March 28, 2024

USDA Releases Final Report on April Mad Cow Discovery

The USDA has issued its final report on the investigation into bovine spongiform encephalopathy (BSE), popularly known as Mad Cow disease, on a California dairy cow in April 2012. The USDA’s Animal and Plant Health Inspection Service (APHIS) worked with the FDA, the California Department of Food and Agriculture, and local officials on the investigation.

Cows in FieldThe investigation included on-the-ground investigations, records review from the rendering facility, the farm and associated premises, and traceback for progeny of the affected cow. The agencies have concluded that “at no time was the U.S. food supply or human health at risk, and that the United States’ longstanding system of interlocking safeguards against BSE continues to be effective.” The animal was never slaughtered for human consumption so did not present a risk to the food supply.

The animal was a 10 year, 7 month-old Holstein cow from a dairy in central California. After the cow lost the ability to walk, it was euthanized and sampled as part of the USDA’s BSE surveillance program. Results confirmed the positive test for atypical BSE. Samples were sent to the World Health ORganization for Animal Health labs in CAnada and England.

The cow had one live offspring, which was euthanized and tested. It was negative for BSE. No “birth cohorts” of the animal were found alive.

A feed investigation found that twelve feed suppliers provided feed to the farm. One was no longer in business. The other eleven were in compliance with FDA and CDFA regulations. You can see a full report on the feed investigation at the FDA web site. None of the facilities had used prohibited material in their feed, although one had distributed prohibited material but didn’t use it to manufacture feed.

Six facilities used only vegetable protein sources. Five used blood meal (one used only porcine origin blood meal). Two facilities used feather meal protein, two used fish meal, and one used porcine origin MBM.

Comments

  1. Dave Louthan says

    The fault lies with the consumer. We don’t want the meat to be diseased so it isn’t.

  2. Josef Hlasny says

    The California dairy cow found to have mad cow disease apparently came from herd with a high yield, and milk production. WHY? US different breeds produce within a range of around 6,800 to 17,000 kg (15,000 to 37,500 lbs) of milk per lactation. The average for a single dairy cow in the US in 2007 was 9164.4 kg, and California is truly the nation’s dairy state. It leads the U.S. in the production of total milk. Tulare County is the number one county in the state and nation in annual milk production, totaling more than $1.6 billion, according to the 2010 Tulare County Agricultural Crop and Livestock Report. Tulare County is home to the largest dairy farms on the planet with a population of about 500,000 dairy cows….

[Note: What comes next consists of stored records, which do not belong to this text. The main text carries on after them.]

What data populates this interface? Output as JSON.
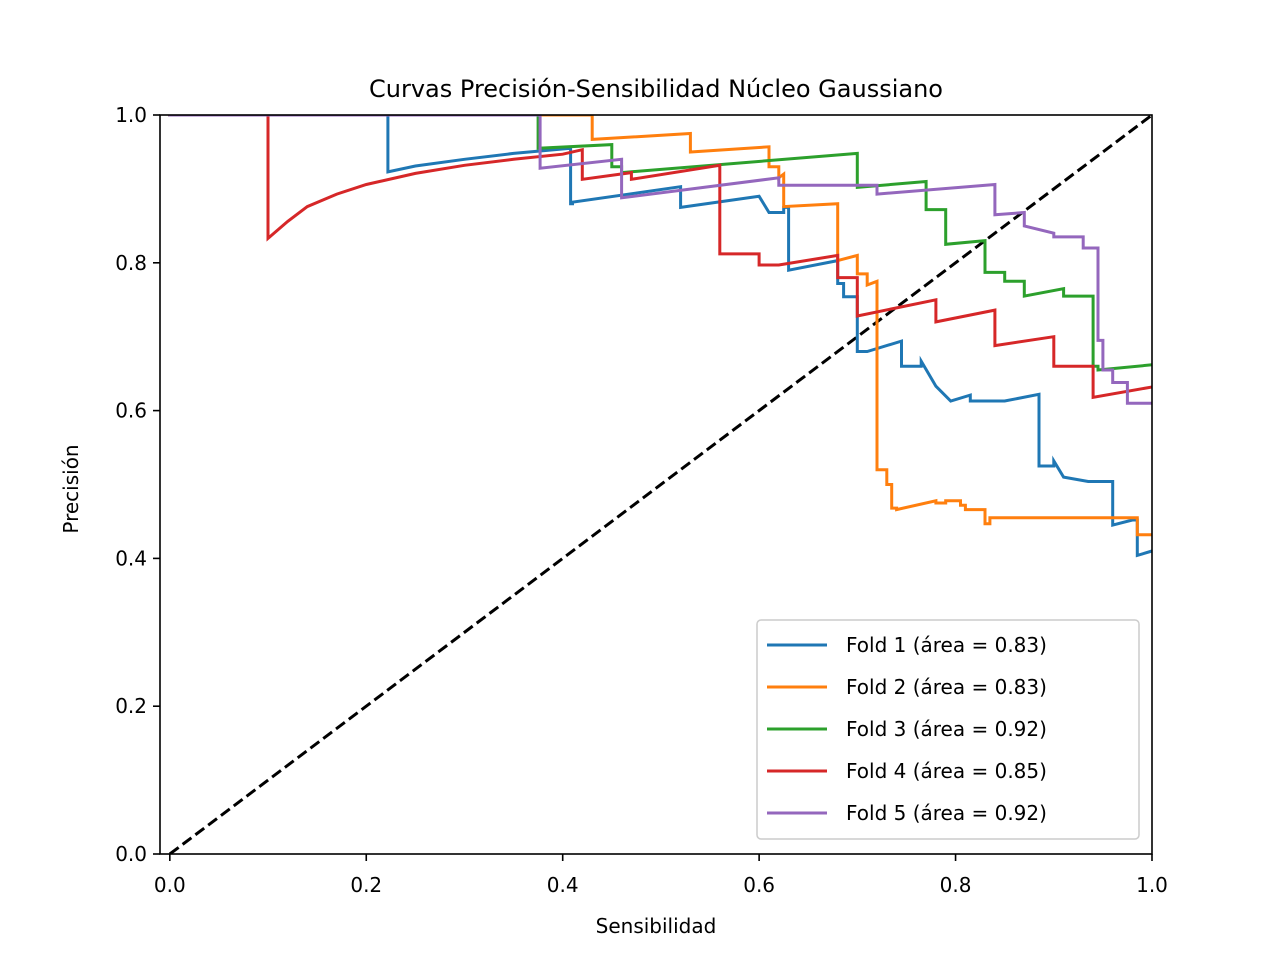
{
  "chart_data": {
    "type": "line",
    "title": "Curvas Precisión-Sensibilidad Núcleo Gaussiano",
    "xlabel": "Sensibilidad",
    "ylabel": "Precisión",
    "xlim": [
      -0.01,
      1.0
    ],
    "ylim": [
      0.0,
      1.0
    ],
    "x_ticks": [
      "0.0",
      "0.2",
      "0.4",
      "0.6",
      "0.8",
      "1.0"
    ],
    "y_ticks": [
      "0.0",
      "0.2",
      "0.4",
      "0.6",
      "0.8",
      "1.0"
    ],
    "grid": false,
    "legend_position": "lower-right",
    "reference_line": {
      "x": [
        0,
        1
      ],
      "y": [
        0,
        1
      ],
      "style": "dashed",
      "color": "#000000"
    },
    "series": [
      {
        "name": "Fold 1 (área = 0.83)",
        "color": "#1f77b4",
        "x": [
          0.0,
          0.222,
          0.222,
          0.25,
          0.3,
          0.35,
          0.408,
          0.408,
          0.41,
          0.41,
          0.52,
          0.52,
          0.6,
          0.6,
          0.61,
          0.61,
          0.625,
          0.625,
          0.63,
          0.63,
          0.68,
          0.68,
          0.686,
          0.686,
          0.7,
          0.7,
          0.71,
          0.745,
          0.745,
          0.765,
          0.765,
          0.78,
          0.78,
          0.795,
          0.795,
          0.815,
          0.815,
          0.85,
          0.85,
          0.885,
          0.885,
          0.9,
          0.9,
          0.91,
          0.91,
          0.935,
          0.935,
          0.96,
          0.96,
          0.98,
          0.98,
          0.985,
          0.985,
          1.0
        ],
        "y": [
          1.0,
          1.0,
          0.923,
          0.931,
          0.94,
          0.948,
          0.955,
          0.88,
          0.88,
          0.882,
          0.903,
          0.875,
          0.89,
          0.89,
          0.868,
          0.868,
          0.868,
          0.875,
          0.875,
          0.79,
          0.803,
          0.772,
          0.772,
          0.754,
          0.754,
          0.68,
          0.68,
          0.694,
          0.66,
          0.66,
          0.667,
          0.633,
          0.633,
          0.613,
          0.613,
          0.621,
          0.613,
          0.613,
          0.613,
          0.622,
          0.525,
          0.525,
          0.532,
          0.51,
          0.51,
          0.504,
          0.504,
          0.504,
          0.445,
          0.452,
          0.452,
          0.452,
          0.404,
          0.41
        ]
      },
      {
        "name": "Fold 2 (área = 0.83)",
        "color": "#ff7f0e",
        "x": [
          0.0,
          0.43,
          0.43,
          0.53,
          0.53,
          0.61,
          0.61,
          0.62,
          0.62,
          0.625,
          0.625,
          0.68,
          0.68,
          0.7,
          0.7,
          0.71,
          0.71,
          0.72,
          0.72,
          0.73,
          0.73,
          0.735,
          0.735,
          0.74,
          0.74,
          0.78,
          0.78,
          0.79,
          0.79,
          0.805,
          0.805,
          0.81,
          0.81,
          0.83,
          0.83,
          0.835,
          0.835,
          0.89,
          0.89,
          0.925,
          0.925,
          0.97,
          0.97,
          0.985,
          0.985,
          1.0
        ],
        "y": [
          1.0,
          1.0,
          0.967,
          0.975,
          0.95,
          0.957,
          0.93,
          0.93,
          0.915,
          0.92,
          0.876,
          0.88,
          0.803,
          0.81,
          0.785,
          0.785,
          0.77,
          0.775,
          0.52,
          0.52,
          0.5,
          0.5,
          0.468,
          0.468,
          0.466,
          0.478,
          0.475,
          0.475,
          0.478,
          0.478,
          0.472,
          0.472,
          0.466,
          0.466,
          0.447,
          0.447,
          0.455,
          0.455,
          0.455,
          0.455,
          0.455,
          0.455,
          0.455,
          0.455,
          0.432,
          0.432
        ]
      },
      {
        "name": "Fold 3 (área = 0.92)",
        "color": "#2ca02c",
        "x": [
          0.0,
          0.375,
          0.375,
          0.45,
          0.45,
          0.46,
          0.46,
          0.7,
          0.7,
          0.77,
          0.77,
          0.79,
          0.79,
          0.83,
          0.83,
          0.85,
          0.85,
          0.87,
          0.87,
          0.91,
          0.91,
          0.94,
          0.94,
          0.945,
          0.945,
          1.0
        ],
        "y": [
          1.0,
          1.0,
          0.955,
          0.96,
          0.93,
          0.93,
          0.922,
          0.948,
          0.902,
          0.91,
          0.872,
          0.872,
          0.825,
          0.83,
          0.787,
          0.787,
          0.775,
          0.775,
          0.755,
          0.765,
          0.755,
          0.755,
          0.66,
          0.66,
          0.655,
          0.662
        ]
      },
      {
        "name": "Fold 4 (área = 0.85)",
        "color": "#d62728",
        "x": [
          0.0,
          0.1,
          0.1,
          0.12,
          0.14,
          0.17,
          0.2,
          0.25,
          0.3,
          0.35,
          0.4,
          0.42,
          0.42,
          0.47,
          0.47,
          0.56,
          0.56,
          0.6,
          0.6,
          0.62,
          0.62,
          0.68,
          0.68,
          0.7,
          0.7,
          0.78,
          0.78,
          0.84,
          0.84,
          0.9,
          0.9,
          0.94,
          0.94,
          1.0
        ],
        "y": [
          1.0,
          1.0,
          0.833,
          0.856,
          0.876,
          0.893,
          0.906,
          0.921,
          0.932,
          0.94,
          0.947,
          0.953,
          0.913,
          0.922,
          0.913,
          0.932,
          0.812,
          0.812,
          0.797,
          0.797,
          0.797,
          0.81,
          0.78,
          0.78,
          0.728,
          0.75,
          0.72,
          0.736,
          0.688,
          0.7,
          0.66,
          0.66,
          0.618,
          0.632
        ]
      },
      {
        "name": "Fold 5 (área = 0.92)",
        "color": "#9467bd",
        "x": [
          0.0,
          0.377,
          0.377,
          0.46,
          0.46,
          0.62,
          0.62,
          0.72,
          0.72,
          0.84,
          0.84,
          0.87,
          0.87,
          0.9,
          0.9,
          0.93,
          0.93,
          0.945,
          0.945,
          0.95,
          0.95,
          0.96,
          0.96,
          0.975,
          0.975,
          1.0
        ],
        "y": [
          1.0,
          1.0,
          0.928,
          0.94,
          0.888,
          0.915,
          0.905,
          0.905,
          0.893,
          0.906,
          0.865,
          0.868,
          0.85,
          0.84,
          0.835,
          0.835,
          0.82,
          0.82,
          0.695,
          0.695,
          0.655,
          0.655,
          0.638,
          0.638,
          0.61,
          0.61
        ]
      }
    ]
  }
}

    Dairy cows with high milk production need in the feed ration a high concentration of protein. From experiences in the Czech Republic is known that almost all the 30 cases of mad cow disease (BSE) had been detected in high commercial dairy farms. For this, two cases of BSE have been repeatedly found in two herds of dairy cows. Even the last case was detected in the farm where high yielding dairy cows were fed organically (grass pasture) but had the possibility of unlimited (ad libitum) intake of protein concentrate. Why the BSE disease occurred only in a highly commercial farms and not in the thousands of other breeds with a lower milk yield, when meat and bone meal was in the Czech Republic never fed in dairy cows (in cattle)?

    The neurodegenerative diseases, occurred to a greater extent, only in ruminants (BSE), because only in them, magnesium is not absorbed in the intestine, but in the rumen. The excess of protein-nitrogen in the rumen decreases absorption of magnesium. Most suffer with magnesium deficiency, high yielding dairy cows, in which high milk production leads to the dysbalancy between calcium and magnesium. Prolonged magnesium deficiency leads to an excess of calcium in animal tissues, and NMDA receptor hyperfunction.

    According to my opinion (BSE ammonia- magnesium theory), the origins of the neurodegenerative diseases may lie in chronic magnesium deficiency coupled with a high protein intake. So defective prions are markers of the diseases rather than the cause and BSE can be a naturally occurring disease, and not an infectious disease.

    Why should prions be some markers? This option shows the results of recent research of Alzheimer’s disease (July 2012). About this disease is known that
    the aggregation and deposition of amyloid-β (Aβ) peptides are believed to be central events in the pathogenesis of Alzheimer’s disease (AD). Many similar scientific methods led the 1997 Nobel laureate Stanley Prusiner, to prove that a protein had the machinery to self-propagate into a misfolded infectious state. At the time, 20 years ago, he put forth the idea that prions could be involved with other neurodegenerative diseases. However, recently (July 2012) his team reported compelling evidence that Aβ aggregates are prions and that the formation of Aβ prions does not require additional proteins or co-factors.

    • Dave Louthan says

      It’s the weather here. It never gets too cold or hot in the valley. No winter stress. That bumps the yearly milk average way up.